4.00 – budzik dzwoni. Nie, to nie sen. Trzeba wstać, w końcu dziś taka fajna wycieczka. Razem z innymi osobami zaprzyjaźnionymi z naszym kołem PTT jedziemy dziś zdobyć Giewont.
Pakujemy się w kilka samochodów i jedziemy. Po ok. godzinie jazd docieramy na parking w Zakopanem, gdzie zostawiamy nasze autka i kierujemy się w stronę Kuźnic. Pora dość wczesna, ale wiadomo kto rano wstaje… Nie brakuje górali, którzy chcą zarobić parę dutków.
Krótkie słowo wstępne wygłasza Miłosz i ruszamy w drogę. Idziemy niebieskim szlakiem w stronę Kalatówek.
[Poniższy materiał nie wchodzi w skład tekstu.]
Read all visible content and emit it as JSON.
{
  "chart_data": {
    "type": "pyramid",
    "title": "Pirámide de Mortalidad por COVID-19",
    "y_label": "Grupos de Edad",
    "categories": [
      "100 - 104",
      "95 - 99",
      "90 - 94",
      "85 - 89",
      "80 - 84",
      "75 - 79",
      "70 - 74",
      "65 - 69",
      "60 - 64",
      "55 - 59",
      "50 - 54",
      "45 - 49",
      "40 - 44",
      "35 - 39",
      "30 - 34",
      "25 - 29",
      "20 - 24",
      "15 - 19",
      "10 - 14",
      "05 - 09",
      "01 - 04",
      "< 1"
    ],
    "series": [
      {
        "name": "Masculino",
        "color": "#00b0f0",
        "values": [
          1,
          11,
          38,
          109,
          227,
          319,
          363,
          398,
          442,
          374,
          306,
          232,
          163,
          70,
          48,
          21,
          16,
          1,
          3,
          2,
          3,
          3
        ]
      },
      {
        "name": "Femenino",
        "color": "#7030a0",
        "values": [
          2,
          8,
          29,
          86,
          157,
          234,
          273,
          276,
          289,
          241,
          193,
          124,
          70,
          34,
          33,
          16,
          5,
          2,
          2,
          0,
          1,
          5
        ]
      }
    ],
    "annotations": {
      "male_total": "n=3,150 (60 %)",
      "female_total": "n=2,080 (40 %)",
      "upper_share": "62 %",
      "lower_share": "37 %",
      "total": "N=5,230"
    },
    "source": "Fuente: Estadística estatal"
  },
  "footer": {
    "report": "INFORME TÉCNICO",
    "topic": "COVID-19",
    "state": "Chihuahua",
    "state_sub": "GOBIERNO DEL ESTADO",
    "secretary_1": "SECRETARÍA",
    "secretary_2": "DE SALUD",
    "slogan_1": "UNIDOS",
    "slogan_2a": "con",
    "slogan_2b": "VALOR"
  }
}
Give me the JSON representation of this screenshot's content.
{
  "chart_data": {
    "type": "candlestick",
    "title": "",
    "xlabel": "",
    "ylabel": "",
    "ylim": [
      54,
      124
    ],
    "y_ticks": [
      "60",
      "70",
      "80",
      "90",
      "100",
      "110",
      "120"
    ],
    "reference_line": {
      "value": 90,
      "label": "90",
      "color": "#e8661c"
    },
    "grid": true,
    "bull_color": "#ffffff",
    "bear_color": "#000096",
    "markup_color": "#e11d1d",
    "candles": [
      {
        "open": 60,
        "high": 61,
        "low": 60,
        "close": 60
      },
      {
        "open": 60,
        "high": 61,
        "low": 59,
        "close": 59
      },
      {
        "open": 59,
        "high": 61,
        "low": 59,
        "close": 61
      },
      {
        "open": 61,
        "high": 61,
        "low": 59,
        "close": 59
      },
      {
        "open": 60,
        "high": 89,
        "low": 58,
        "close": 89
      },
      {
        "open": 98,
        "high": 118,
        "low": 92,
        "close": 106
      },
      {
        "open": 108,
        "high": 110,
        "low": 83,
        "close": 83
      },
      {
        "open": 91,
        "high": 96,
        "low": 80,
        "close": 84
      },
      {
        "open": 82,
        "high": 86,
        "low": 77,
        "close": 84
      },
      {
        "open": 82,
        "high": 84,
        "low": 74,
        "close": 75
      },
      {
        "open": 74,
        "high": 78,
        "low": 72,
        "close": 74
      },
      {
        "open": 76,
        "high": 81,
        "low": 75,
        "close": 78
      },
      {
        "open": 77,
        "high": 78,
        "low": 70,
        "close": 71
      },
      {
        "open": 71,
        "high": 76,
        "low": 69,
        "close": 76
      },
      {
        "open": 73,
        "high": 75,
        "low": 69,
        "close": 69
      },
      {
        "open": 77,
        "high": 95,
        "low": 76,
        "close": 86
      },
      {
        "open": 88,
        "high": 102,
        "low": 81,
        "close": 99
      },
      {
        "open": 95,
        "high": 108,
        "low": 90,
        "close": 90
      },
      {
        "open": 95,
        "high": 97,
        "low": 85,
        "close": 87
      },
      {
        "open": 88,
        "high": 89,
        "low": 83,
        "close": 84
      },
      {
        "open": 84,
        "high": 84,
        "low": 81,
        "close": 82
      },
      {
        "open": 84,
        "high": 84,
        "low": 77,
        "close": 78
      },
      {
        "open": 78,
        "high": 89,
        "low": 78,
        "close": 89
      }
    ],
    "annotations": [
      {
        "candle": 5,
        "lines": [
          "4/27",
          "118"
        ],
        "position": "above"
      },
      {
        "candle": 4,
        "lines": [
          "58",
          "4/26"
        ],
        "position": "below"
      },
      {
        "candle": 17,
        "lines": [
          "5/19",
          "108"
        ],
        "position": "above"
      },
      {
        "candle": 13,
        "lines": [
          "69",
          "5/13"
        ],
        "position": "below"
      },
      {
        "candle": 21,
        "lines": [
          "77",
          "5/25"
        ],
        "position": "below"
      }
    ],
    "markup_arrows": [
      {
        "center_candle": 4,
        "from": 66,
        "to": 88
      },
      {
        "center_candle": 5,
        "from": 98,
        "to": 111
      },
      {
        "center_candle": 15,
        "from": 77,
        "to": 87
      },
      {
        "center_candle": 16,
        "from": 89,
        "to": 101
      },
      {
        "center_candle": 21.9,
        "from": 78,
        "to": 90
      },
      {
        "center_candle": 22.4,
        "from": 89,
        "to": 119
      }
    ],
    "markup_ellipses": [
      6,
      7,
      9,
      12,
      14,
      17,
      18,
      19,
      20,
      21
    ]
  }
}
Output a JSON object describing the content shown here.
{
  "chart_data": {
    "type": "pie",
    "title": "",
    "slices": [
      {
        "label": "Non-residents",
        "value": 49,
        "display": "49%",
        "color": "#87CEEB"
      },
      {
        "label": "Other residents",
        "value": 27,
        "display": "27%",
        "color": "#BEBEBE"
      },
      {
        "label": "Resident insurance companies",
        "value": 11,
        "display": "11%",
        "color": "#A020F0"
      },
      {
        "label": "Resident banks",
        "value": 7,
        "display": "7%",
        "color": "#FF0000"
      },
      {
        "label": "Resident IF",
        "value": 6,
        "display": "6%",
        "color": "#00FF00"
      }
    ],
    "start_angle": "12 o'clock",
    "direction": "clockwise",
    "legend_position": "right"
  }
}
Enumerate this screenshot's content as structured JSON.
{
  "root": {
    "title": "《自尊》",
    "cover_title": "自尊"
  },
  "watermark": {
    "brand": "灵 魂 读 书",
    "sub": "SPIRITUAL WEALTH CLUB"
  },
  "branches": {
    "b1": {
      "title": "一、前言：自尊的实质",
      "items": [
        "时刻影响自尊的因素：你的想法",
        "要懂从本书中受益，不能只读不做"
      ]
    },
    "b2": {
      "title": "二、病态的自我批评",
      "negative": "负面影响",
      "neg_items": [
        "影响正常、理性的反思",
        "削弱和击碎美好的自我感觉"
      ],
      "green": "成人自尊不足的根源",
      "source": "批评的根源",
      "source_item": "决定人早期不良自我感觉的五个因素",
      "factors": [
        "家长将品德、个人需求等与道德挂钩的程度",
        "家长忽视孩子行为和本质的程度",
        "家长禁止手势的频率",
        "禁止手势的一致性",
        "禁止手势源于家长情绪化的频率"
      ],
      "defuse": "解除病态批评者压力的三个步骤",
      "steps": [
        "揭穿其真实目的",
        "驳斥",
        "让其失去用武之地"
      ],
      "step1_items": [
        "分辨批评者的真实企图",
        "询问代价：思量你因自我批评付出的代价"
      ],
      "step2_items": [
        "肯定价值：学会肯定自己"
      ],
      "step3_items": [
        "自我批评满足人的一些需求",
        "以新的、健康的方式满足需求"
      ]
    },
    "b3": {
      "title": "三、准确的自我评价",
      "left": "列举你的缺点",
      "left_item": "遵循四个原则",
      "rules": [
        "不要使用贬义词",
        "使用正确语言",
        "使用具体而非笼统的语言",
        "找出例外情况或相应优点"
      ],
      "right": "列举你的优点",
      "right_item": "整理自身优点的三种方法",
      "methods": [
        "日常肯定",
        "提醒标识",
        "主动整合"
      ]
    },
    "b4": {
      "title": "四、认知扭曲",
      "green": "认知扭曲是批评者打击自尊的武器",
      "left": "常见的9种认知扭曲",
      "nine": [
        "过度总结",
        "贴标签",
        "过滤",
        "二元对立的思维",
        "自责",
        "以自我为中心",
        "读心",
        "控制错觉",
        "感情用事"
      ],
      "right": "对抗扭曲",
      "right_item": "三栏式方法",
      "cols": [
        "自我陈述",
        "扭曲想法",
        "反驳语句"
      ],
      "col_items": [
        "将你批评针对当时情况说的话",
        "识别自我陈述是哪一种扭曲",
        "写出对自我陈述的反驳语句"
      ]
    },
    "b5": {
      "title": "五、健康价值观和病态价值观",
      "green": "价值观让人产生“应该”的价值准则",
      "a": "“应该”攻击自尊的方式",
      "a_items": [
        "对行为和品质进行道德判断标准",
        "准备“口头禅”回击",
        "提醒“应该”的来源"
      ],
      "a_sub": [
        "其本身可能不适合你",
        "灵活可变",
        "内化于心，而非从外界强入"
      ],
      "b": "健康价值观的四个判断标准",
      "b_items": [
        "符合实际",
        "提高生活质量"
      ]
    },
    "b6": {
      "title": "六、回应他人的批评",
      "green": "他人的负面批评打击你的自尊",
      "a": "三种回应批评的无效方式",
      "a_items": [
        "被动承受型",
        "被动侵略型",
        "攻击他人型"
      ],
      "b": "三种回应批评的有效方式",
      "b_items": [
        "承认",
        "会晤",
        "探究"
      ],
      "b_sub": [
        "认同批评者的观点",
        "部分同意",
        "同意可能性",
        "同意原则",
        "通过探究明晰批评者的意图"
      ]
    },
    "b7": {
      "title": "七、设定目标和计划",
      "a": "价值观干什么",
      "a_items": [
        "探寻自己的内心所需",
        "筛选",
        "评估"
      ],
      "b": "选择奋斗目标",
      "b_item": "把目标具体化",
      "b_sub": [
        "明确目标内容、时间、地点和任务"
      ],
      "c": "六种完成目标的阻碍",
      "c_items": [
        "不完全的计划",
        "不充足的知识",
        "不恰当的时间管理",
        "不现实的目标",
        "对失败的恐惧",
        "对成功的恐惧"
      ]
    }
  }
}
Pochmurno, ale nie pada więc pogoda w sam raz na górską wędrówkę. Humory dopisują, dzieci radośnie biegają (swoją drogą nie wiem skąd mają siły iść, biegać, skakać).
Po jakimś czasie dochodzi do Kalatówek, gdzie robimy krótką przerwę na uzupełnienie płynów i jazda dalej. Idziemy dalej w stronę Hali Kondratowej.
Po jakimś czasie wszyscy dochodzimy pod schronisko (nawet maruderzy i zgubione owieczki). Nigdzie się nam nie spieszy, więc chwilka odpoczynku. Po kilkunastu minutach ruszamy w stronę naszego dzisiejszego celu niebieskim szlakiem. Powoli mozolnie wspinamy się na przełęcz, z której wszyscy decydujemy się na wejście na szczyt.
Jak się później dowiemy, szczyt, na którym zdarza się dużo śmiercionośnych wypadków.
Jestem pełna podziwu dla dzieciaków, które z pomocą dorosłych wchodzą na szczyt. I myślę w duchu, że skoro one mogą to ja też.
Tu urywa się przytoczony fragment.